Liam Tomlin’s latest culinary journey is as diverse and vibrant as the Indian terrain itself. Thali is the result of years of dreaming, dedication and pure brilliance. It is also the name of a meal that traditionally consists of six different flavours, making this restaurant a guaranteed treat for the senses and an illustrious experience.

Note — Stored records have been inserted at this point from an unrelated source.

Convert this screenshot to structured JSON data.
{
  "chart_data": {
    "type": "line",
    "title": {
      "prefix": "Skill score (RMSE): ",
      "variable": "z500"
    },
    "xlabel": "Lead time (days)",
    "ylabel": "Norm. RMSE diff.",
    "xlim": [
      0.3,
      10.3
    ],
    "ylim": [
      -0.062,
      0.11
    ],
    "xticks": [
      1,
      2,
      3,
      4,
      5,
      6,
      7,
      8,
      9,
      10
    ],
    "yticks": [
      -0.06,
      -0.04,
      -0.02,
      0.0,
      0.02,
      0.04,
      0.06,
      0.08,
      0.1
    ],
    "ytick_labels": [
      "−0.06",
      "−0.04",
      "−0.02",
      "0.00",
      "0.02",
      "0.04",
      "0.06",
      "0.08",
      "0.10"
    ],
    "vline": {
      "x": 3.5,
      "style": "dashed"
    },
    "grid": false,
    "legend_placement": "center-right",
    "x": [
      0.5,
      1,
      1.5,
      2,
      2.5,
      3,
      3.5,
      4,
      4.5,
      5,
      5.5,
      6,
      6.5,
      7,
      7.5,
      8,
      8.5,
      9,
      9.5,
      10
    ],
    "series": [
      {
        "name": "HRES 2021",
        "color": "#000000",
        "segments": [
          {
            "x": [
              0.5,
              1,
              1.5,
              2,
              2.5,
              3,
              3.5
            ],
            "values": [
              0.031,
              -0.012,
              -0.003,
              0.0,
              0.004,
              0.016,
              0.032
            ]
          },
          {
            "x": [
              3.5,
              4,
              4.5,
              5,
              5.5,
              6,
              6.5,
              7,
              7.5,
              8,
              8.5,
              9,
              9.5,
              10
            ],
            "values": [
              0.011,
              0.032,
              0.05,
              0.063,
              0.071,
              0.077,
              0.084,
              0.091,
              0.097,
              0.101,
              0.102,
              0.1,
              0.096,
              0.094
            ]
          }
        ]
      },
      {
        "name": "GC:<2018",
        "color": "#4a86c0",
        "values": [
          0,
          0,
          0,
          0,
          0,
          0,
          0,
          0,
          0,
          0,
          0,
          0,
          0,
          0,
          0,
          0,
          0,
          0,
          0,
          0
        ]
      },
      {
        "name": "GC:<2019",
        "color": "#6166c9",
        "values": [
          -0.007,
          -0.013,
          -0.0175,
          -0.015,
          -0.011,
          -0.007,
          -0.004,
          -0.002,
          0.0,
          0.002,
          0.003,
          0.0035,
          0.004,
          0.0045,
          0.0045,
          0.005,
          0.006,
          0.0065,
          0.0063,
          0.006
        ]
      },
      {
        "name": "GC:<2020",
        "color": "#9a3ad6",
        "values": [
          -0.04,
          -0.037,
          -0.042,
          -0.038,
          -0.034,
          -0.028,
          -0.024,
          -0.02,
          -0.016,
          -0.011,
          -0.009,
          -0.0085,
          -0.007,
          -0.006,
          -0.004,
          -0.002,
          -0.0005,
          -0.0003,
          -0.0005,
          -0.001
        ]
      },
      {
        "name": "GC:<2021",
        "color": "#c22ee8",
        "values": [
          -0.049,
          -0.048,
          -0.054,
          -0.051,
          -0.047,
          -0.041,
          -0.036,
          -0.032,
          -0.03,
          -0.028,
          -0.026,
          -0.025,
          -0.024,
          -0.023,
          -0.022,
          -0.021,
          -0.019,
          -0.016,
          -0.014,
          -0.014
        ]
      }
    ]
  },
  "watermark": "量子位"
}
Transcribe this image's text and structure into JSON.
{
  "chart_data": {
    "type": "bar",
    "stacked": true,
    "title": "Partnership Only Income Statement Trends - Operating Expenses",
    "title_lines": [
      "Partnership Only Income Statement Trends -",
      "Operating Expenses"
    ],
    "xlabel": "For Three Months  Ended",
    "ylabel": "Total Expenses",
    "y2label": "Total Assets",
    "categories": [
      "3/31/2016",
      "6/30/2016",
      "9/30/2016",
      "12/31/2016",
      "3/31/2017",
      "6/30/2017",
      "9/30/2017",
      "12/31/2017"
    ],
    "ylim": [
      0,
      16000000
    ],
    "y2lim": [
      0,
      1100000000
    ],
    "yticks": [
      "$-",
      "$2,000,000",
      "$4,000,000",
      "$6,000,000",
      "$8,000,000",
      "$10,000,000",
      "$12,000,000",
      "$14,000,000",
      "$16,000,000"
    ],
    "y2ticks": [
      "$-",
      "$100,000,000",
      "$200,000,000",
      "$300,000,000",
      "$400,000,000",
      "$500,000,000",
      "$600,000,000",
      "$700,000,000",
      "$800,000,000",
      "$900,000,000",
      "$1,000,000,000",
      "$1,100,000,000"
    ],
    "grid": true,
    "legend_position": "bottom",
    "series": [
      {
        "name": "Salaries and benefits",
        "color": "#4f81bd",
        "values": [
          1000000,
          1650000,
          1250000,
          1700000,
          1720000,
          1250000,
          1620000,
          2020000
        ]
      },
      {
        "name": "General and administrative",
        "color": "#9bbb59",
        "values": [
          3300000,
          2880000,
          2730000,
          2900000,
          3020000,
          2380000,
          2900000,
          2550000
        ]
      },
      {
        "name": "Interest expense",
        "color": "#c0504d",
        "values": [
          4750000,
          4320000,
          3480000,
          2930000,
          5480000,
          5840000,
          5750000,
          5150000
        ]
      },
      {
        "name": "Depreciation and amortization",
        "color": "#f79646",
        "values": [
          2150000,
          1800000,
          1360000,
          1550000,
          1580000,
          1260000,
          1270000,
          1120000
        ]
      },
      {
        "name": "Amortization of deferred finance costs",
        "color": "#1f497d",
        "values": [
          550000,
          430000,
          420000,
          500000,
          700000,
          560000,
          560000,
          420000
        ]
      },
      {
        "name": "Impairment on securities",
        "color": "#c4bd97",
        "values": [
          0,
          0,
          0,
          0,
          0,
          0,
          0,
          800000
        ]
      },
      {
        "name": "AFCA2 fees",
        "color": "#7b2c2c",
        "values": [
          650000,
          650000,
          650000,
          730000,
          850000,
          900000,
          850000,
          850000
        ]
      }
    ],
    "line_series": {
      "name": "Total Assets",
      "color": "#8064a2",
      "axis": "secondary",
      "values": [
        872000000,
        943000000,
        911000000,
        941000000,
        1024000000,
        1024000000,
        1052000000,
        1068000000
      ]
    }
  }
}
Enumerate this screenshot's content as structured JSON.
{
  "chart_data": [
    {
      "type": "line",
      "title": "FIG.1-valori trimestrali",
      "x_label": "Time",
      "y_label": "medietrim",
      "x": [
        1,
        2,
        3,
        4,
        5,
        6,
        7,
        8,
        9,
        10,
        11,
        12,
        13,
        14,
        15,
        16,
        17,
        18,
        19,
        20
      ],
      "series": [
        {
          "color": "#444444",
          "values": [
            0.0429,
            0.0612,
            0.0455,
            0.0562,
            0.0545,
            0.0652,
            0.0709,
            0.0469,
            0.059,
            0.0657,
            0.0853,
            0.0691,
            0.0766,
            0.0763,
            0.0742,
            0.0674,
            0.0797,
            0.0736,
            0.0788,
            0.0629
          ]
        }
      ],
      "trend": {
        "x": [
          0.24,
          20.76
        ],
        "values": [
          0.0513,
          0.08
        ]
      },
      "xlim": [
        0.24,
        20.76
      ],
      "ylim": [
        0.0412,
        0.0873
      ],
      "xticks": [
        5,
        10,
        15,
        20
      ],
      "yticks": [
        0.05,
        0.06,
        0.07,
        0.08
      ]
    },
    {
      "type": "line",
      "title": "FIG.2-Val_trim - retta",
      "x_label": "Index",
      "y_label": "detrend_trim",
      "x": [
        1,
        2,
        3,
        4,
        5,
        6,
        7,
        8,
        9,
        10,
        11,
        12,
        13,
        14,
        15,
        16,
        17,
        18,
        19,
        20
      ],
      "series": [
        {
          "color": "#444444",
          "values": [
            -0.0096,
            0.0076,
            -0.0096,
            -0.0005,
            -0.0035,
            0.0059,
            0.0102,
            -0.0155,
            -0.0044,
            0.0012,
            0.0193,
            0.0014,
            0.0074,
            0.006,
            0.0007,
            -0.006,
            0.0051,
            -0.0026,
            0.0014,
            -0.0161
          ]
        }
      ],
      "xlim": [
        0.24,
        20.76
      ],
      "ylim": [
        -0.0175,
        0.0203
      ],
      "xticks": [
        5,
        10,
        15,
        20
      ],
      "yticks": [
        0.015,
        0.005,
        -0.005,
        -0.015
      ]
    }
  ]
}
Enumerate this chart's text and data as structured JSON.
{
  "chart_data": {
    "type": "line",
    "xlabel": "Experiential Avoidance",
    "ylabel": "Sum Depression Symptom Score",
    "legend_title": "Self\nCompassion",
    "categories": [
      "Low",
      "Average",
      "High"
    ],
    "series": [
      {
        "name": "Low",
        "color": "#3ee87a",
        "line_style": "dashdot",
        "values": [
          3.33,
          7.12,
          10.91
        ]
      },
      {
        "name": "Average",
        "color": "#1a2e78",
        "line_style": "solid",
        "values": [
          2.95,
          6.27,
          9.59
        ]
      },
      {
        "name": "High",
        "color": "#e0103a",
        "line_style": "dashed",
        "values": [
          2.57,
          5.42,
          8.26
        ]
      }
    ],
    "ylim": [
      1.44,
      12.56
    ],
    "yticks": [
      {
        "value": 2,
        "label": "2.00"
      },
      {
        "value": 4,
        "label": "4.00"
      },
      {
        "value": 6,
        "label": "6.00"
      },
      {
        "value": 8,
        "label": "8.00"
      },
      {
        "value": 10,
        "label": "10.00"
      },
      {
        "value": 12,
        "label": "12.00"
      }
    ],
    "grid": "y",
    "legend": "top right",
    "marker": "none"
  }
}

MANGO PICKLE WITH PALM SUGAR
makes roughly 1kg
- 3 large unripe mangoes, pitted and cut into cubes
- 1Tbsp ground turmeric
- 50g chilli powder
- 125g crushed mustard seeds
- 1Tbsp crushed fenugreek seeds
- 600g grated palm sugar
Season the mango cubes with salt and add the turmeric in a mixing bowl, making sure the it is well coated. Spread the mango on a tray and allow to dry over night. The next day add the chilli powder, mustard seeds, fenugreek seeds and palm sugar to the mango pieces and mix gently. Transfer the mixture to a clean glass jar and cover with a clean dish towel then leave in a cool place or cupboard, stirring gently once every two days. The pickle is ready to eat when the mango pieces have softened slightly. Decant a little at a time for every day use.
Makes 12 naan / serves 6 people
- 500g plain cake flour
- 4Tbsp plain Greek yoghurt
- 1 packet dried yeast
- 2tsp sugar
- 2tsp salt
- 1tsp baking powder
- 275ml warm full cream milk
Put the flour into a large mixing bowl. Make a well and add 2Tbsp oil, yoghurt, yeast, sugar, salt and baking powder. Mix and rub with your fingers until the mixture resembles course bread crumbs. Add the warm milk a little at a time and mix until it comes together into a dough. Turn out the dough onto a well floured surface and knead for around five minutes until a smooth dough has formed. Place the dough into a clean bowl (big enough for it to double in size), rub the surface with a little bit of oil and cover with cling wrap. Leave in a warm place and allow the dough to double in size, this should take about an hour.
When the dough has doubles in size, knock it down and divide the dough in 12 even sized pieces. Take one piece at a time, using a rolling pin and roll out into 12cm x 20cm rounds. Heat a frying pan over a med-high heat and dry fry the naan bread until it begins to bubble (20-30sec) then turn to cook the other side and keep turning to ensure it is properly cooked through. Serve plain or brushed with garlic butter.